Helping Hands or Talking Heads? Trolling or Governance?

Two Unrelated Events Share an Interesting Connection


Event 1: The Insurrection in DC

One of the still evolving consequences of the January 6 insurrection was the dismissal of QAnon follower Rep. Marjorie Taylor Greene from any Congressional committee assignments. When asked what she would now do with her time, she said this freed her up to do what she wanted to do – make more speeches, fundraising, etc.

Right after she spoke, newly elected embarrassment to his district NC Rep Madison Cawthorn indicated he understood Greene’s point. He said he had built his own staff around “communication”. Not legislation, not constituent service, but making speeches and podcasts. How fortunate for his constituents (including me).

EVENT 2: The Texas Energy Collapse

Sure, the storm in Texas was a humdinger, but think about it. The corner of Texas not in the Electricity Reliability Council of Texas (ERCOT) network, the one connected to the national grid, did fine. They never lost power or water. Clearly the completely deregulated (ignored) energy approach failed spectacularly. It did so predictably.

Experts told Texas back when Rick Perry was governor that they were cruising for a bruising. There was near zero incentive for companies to invest in hardening the system. The state had no meaningful oversight and could not prepare for the worst.

The results came roosting. Millions suffered, people died, millions are still boiling or hunting for water. It looks like a Third World country. And people are getting 4 and 5 figure energy bills to boot.

What Is the Connection?

It’s hard to imagine two more different events in two more different places. What connects them is the non-linkage between Republicans and Governance.

For a long time, I thought that I knew the problem with Republicans (or at least one of their problems). They had been so mired in the “government is the problem” mentality and the talk radio inspired approach of lead with criticism- always. They had forgotten how to govern, I thought.

I was off by an order of magnitude. Look at those like Greene and Cawthorn. They have a LOT of company. Look at almost everything about government in Texas. They have not just lost the ability to govern; they have lost interest in governing.

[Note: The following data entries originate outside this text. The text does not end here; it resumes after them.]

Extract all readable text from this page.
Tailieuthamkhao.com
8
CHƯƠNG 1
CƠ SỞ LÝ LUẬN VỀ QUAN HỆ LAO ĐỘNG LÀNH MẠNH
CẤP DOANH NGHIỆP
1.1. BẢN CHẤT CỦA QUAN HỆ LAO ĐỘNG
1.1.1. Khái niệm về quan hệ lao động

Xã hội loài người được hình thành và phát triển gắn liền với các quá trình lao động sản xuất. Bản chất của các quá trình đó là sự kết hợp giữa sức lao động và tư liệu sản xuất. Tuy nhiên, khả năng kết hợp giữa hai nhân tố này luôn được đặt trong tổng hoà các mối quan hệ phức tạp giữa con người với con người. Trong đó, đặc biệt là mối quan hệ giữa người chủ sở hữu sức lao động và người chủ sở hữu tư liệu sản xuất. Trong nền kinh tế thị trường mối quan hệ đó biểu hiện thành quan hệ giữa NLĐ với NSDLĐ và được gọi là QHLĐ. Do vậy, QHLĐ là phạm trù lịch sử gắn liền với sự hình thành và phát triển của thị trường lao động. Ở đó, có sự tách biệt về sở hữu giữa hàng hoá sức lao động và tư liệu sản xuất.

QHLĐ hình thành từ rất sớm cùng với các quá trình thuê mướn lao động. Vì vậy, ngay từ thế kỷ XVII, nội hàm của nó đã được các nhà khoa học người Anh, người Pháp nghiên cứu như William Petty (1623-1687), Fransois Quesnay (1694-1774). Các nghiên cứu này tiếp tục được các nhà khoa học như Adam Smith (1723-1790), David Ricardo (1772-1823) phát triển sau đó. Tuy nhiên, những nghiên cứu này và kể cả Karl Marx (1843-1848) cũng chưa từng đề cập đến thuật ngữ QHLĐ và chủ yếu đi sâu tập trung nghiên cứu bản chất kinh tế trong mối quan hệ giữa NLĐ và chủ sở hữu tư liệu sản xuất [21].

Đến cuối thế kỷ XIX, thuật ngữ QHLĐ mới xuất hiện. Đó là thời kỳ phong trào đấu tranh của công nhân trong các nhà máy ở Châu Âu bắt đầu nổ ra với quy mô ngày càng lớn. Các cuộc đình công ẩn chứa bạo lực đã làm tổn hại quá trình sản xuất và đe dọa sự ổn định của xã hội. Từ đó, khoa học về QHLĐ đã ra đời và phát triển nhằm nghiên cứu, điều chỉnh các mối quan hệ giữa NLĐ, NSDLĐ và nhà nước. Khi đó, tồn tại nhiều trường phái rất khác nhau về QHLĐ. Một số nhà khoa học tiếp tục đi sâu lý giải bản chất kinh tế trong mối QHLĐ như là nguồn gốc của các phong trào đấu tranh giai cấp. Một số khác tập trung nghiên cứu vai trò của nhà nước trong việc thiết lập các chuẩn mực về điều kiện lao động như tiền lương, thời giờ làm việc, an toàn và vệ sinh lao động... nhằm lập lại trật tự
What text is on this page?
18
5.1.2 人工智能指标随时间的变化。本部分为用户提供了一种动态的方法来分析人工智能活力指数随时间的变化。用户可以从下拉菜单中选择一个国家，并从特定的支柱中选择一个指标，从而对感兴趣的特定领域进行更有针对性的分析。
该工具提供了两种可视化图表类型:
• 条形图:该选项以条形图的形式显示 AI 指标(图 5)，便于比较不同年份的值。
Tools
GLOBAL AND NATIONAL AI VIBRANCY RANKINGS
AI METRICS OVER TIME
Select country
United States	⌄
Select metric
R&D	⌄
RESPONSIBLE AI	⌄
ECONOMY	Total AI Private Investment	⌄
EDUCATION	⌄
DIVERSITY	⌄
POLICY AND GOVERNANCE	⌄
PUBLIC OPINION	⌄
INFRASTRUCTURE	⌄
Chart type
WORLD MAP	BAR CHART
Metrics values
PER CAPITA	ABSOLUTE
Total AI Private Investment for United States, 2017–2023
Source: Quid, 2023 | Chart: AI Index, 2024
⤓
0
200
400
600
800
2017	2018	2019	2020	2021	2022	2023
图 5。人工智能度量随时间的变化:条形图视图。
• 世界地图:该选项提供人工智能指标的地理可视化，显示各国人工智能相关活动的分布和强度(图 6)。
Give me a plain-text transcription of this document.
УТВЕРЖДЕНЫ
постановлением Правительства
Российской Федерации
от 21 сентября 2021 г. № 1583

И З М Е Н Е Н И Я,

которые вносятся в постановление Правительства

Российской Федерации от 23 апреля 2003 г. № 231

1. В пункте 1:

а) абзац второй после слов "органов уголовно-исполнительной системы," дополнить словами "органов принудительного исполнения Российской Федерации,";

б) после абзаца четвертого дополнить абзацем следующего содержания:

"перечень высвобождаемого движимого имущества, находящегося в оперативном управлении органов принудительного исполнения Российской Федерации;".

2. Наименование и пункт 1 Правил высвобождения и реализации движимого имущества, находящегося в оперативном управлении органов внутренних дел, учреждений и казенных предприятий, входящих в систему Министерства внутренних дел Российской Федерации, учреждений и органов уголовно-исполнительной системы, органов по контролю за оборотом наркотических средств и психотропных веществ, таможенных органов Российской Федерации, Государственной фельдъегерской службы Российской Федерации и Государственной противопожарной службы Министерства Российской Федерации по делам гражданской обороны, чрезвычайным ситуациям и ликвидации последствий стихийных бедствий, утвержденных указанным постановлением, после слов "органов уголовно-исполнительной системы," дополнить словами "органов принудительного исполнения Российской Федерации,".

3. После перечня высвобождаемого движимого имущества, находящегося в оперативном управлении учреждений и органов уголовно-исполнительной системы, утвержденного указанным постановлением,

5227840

Nice Work if You Can Get It, I Suppose

We now have, more than ever, a class of politicians who love the trappings of office but have no aspirations to do the work. They love the megaphone of office. They get comfortable with thinking the rules don’t apply to them (Mask? Me?  Metal detector? Not me!).

There are members of Congress and at the state level who see their jobs as speechifying and stoking their base. No time to run the country. They don’t really care about governance or legislating.

There Is a Moral Component, Too

Lest we forget, much of what we become is anchored in what we value. I cannot imagine a better example of how far the Republicans have fallen than the following.

The head of the PA Republican Party raged at a PA senator who voted to convict Trump. He said:

“We didn’t elect him to vote his conscience; we didn’t elect him to do the right thing, or whatever. We elected him to represent us.” [meaning us Republicans, not the entire state].

This is what one gets from rot at the core.